One of Rep. Blanchette’s bills, H-2676, would establish a mechanism to begin this process. "I have always been pro-active when it comes to issues affecting retiree benefits; that is why I have filed this legislation. We have made a commitment to provide health care benefits to retirees and now we must begin to honor that commitment." If Massachusetts were to adopt Rep. Blanchette’s proposal, it would become the first state in the nation to begin prefunding retiree health benefits.

The private sector has been forced to address this through a recent change in accounting practices. The Financial Accounting Standards Board (FASB) recently established requirements that companies account for the future liability of retiree health care costs as they are incurred during the retiree’s career.

General Motors was forced to take a charge against its 1992 fourth quarter earnings of $20.8 billion as a result of this new requirement. Estimates for all of corporate America range in the vicinity of between $500 billion and $2 trillion. As FASB regulations do not regulate public sector finances, there are no figures available to measure the impact such a bookkeeping requirement would have on state and local governments.

Health Costs Outpace Pension Costs

Money managers investing pension funds see the extra cash available because of better funded pension funds as a source to use to begin pre-funding health care costs.

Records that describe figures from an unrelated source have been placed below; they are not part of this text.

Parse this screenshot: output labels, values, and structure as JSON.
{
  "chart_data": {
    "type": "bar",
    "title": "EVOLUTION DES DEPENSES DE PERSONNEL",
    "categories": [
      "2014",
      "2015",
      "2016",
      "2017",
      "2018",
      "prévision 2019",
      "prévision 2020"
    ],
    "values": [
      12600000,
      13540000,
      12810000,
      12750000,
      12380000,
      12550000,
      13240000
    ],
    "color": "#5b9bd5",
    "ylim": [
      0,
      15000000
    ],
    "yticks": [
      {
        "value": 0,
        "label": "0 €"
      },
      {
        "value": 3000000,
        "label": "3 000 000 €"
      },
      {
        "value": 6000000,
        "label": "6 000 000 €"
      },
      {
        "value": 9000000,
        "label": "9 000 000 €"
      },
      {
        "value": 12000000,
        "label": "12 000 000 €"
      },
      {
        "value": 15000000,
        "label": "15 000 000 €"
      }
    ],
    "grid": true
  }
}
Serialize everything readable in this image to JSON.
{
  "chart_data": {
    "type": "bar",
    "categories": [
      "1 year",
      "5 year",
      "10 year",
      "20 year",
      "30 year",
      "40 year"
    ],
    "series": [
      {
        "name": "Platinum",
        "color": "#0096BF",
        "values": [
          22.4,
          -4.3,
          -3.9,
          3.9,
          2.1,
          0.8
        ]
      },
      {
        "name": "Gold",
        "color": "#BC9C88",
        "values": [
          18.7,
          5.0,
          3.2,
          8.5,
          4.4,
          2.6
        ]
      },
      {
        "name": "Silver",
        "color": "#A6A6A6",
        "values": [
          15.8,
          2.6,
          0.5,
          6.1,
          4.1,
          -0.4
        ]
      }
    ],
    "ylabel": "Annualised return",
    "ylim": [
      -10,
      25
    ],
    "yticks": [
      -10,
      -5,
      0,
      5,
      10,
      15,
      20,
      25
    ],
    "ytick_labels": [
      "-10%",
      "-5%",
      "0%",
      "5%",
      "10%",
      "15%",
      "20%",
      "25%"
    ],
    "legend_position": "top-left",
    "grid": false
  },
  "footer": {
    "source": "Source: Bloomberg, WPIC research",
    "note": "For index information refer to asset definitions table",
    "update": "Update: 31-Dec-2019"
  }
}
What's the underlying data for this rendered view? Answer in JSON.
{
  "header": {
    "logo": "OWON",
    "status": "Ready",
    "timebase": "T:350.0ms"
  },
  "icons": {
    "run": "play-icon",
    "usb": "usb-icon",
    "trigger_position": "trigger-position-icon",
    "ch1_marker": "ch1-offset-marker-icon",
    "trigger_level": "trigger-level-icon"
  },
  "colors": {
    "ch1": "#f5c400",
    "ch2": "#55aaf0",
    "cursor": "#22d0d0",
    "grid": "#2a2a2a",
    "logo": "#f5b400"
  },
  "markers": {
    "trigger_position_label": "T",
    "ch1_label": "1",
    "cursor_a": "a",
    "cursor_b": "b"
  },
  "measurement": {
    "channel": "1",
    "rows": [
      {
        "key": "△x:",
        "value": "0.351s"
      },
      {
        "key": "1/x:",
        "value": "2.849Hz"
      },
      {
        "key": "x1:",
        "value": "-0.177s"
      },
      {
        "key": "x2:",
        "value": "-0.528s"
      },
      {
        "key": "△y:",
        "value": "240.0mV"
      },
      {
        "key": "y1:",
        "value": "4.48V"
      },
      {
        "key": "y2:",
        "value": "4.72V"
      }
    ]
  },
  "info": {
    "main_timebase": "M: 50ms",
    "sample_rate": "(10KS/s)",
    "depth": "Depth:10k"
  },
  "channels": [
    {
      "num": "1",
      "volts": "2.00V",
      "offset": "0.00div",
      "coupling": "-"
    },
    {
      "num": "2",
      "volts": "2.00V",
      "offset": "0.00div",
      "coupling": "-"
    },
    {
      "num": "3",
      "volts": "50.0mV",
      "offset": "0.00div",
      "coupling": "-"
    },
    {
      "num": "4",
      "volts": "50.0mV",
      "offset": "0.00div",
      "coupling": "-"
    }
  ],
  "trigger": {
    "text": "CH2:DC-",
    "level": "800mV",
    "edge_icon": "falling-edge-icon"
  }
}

One such money manager, Freedom Capital Managment Corporation of Boston, has been a vocal advocate of prefunding. "The rate of increase in pension costs has been stabilized as a result of the pension reform legislation, This provides an opportunity for cities and towns to put aside those savings to begin prefunding of future retirees health care costs. As retirement systems become fully funded, the pension surplus could be dedicated to fund health care costs," is how the firm’s Vice President, Terry Gerlich, sees it.

Future pension costs are determined by today’s salaries and have factored into them projected pay raises. Since health care costs have been rising at a rate far greater than salaries, the future costs of retiree health care benefits will be harder to meet than the costs of pensions. Health care costs increased by well over 10% a year through most of the 1980s. This rate was not only far above the rate of wage increases, but well beyond the rate of inflation as well.